Although the role of the prion protein PrPc in transmissible spongiform encephalopathies is well established, little is known about its normal physiological function. Now, Firestein and colleagues describe an unexpected role for PrPc in the olfactory system based on studies carried out in three different PrPc-deficient mouse lines.

PrPc is abundantly expressed in the brain, but previous studies have found no overt phenotypes in PrPc-knockout mice, suggesting that the protein might be dispensable. Here, the authors set out to determine whether PrPc, which is localized in the axons of both peripheral sensory receptor neurons and central neurons of the olfactory system, has a functional role.
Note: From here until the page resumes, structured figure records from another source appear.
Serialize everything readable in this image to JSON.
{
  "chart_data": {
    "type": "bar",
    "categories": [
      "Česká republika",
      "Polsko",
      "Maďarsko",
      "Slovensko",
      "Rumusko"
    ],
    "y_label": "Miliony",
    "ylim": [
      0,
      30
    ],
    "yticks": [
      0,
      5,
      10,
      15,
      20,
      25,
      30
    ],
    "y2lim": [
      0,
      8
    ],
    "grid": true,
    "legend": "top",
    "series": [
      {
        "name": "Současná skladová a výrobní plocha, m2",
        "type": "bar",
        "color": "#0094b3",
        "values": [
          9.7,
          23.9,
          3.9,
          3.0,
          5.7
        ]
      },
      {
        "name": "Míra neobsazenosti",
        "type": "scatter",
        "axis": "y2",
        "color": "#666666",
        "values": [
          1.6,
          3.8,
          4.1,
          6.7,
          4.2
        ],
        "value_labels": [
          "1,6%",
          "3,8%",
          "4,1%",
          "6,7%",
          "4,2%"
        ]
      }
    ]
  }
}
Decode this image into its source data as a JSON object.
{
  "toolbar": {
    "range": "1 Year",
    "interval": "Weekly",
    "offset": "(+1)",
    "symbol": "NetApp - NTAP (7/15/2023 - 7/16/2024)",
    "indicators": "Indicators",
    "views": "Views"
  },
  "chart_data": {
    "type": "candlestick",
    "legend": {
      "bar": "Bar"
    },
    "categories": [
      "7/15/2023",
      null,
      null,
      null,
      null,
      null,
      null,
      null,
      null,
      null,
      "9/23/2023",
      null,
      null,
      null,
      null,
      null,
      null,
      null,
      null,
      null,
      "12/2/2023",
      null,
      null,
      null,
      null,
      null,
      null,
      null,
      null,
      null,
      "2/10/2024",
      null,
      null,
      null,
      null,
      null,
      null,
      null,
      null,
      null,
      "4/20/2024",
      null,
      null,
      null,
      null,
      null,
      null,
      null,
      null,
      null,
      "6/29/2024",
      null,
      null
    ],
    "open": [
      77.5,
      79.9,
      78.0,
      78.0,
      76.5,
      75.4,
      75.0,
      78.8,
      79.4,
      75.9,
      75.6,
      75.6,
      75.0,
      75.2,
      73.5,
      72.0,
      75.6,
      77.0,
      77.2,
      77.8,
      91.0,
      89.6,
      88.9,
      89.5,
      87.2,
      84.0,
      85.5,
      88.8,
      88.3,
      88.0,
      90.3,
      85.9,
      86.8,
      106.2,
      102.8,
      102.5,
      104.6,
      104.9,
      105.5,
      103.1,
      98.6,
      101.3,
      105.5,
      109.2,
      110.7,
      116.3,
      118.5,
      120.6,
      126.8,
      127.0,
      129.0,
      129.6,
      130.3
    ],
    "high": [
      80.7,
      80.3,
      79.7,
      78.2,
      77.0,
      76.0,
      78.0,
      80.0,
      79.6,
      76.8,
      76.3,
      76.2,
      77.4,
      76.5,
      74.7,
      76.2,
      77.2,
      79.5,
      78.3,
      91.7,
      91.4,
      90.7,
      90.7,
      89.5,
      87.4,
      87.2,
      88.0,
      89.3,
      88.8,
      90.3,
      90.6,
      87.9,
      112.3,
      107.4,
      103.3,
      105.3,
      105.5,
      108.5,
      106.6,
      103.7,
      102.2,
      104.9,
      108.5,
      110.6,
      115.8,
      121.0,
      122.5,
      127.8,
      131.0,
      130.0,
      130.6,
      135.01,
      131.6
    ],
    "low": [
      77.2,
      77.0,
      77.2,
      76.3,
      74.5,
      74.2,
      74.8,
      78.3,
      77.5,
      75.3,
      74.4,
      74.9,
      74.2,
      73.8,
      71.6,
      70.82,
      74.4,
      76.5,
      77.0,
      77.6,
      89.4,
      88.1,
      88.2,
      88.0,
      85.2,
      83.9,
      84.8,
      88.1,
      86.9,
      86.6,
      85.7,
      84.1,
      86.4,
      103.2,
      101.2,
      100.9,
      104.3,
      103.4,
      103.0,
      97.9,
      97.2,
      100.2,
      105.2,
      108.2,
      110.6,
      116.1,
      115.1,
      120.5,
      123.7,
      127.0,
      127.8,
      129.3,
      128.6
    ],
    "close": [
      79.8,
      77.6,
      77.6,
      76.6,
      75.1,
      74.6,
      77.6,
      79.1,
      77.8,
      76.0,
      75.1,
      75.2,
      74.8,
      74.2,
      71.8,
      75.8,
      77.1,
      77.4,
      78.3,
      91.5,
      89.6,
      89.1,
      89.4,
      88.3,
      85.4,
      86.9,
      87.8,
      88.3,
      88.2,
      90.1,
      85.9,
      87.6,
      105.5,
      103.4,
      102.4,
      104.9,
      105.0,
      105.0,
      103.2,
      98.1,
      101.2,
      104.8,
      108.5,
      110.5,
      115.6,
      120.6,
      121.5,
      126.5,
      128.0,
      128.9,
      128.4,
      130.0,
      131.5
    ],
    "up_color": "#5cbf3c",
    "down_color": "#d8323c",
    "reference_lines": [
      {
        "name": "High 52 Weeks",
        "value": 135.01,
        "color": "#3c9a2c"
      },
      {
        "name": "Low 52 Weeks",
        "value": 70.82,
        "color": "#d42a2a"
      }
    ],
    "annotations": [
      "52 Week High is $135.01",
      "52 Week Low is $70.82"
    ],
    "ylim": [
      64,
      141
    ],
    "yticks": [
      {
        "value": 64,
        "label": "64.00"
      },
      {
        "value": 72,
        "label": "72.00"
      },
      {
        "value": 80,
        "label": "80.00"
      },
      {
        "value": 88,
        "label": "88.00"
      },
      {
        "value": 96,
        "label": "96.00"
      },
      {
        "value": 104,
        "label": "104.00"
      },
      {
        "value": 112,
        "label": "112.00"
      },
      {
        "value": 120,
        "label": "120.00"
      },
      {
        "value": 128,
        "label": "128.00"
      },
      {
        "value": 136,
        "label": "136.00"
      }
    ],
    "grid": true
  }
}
In an olfactory detection task, in which the time taken by mice to retrieve a reward that was buried under cage bedding was measured, they found that PrPc-deficient mice took longer and sometimes failed to find the treat. Similarly, in a task in which the animals' investigatory behaviour towards an odour presented several times in succession was examined, the mice lacking PrPc often failed to show interest in novel odours. These findings suggested an impaired ability to discriminate odours. In both tests, the ability was rescued by inducing neuron-specific expression of PrPc in the knockout mice.

Electrophysiological recordings revealed that on odour stimulation PrPc-knockout mice exhibited a smaller range, and subsequently a longer decay, of gamma and high-frequency gamma oscillatory activity in the olfactory bulb than wild-type mice. These oscillations have been postulated to facilitate odour coding in the olfactory cortex, leading the authors to examine dendrodendritic synapses between granule and mitral cells in the olfactory bulb of PrPc-knockout mice. Using a paired-pulse stimulation protocol they found a facilitation of inhibitory postsynaptic potentials, which further suggests that synaptic transmission in the olfactory bulb is impaired in PrPc-deficient mice.

Whether the altered paired-pulse plasticity is causally linked to the differences in oscillatory activity remains to be seen. However, this physiologically important function of PrPc supports the idea that prion disease might result from the loss of PrPc and not just from the build up of its pathological isoform.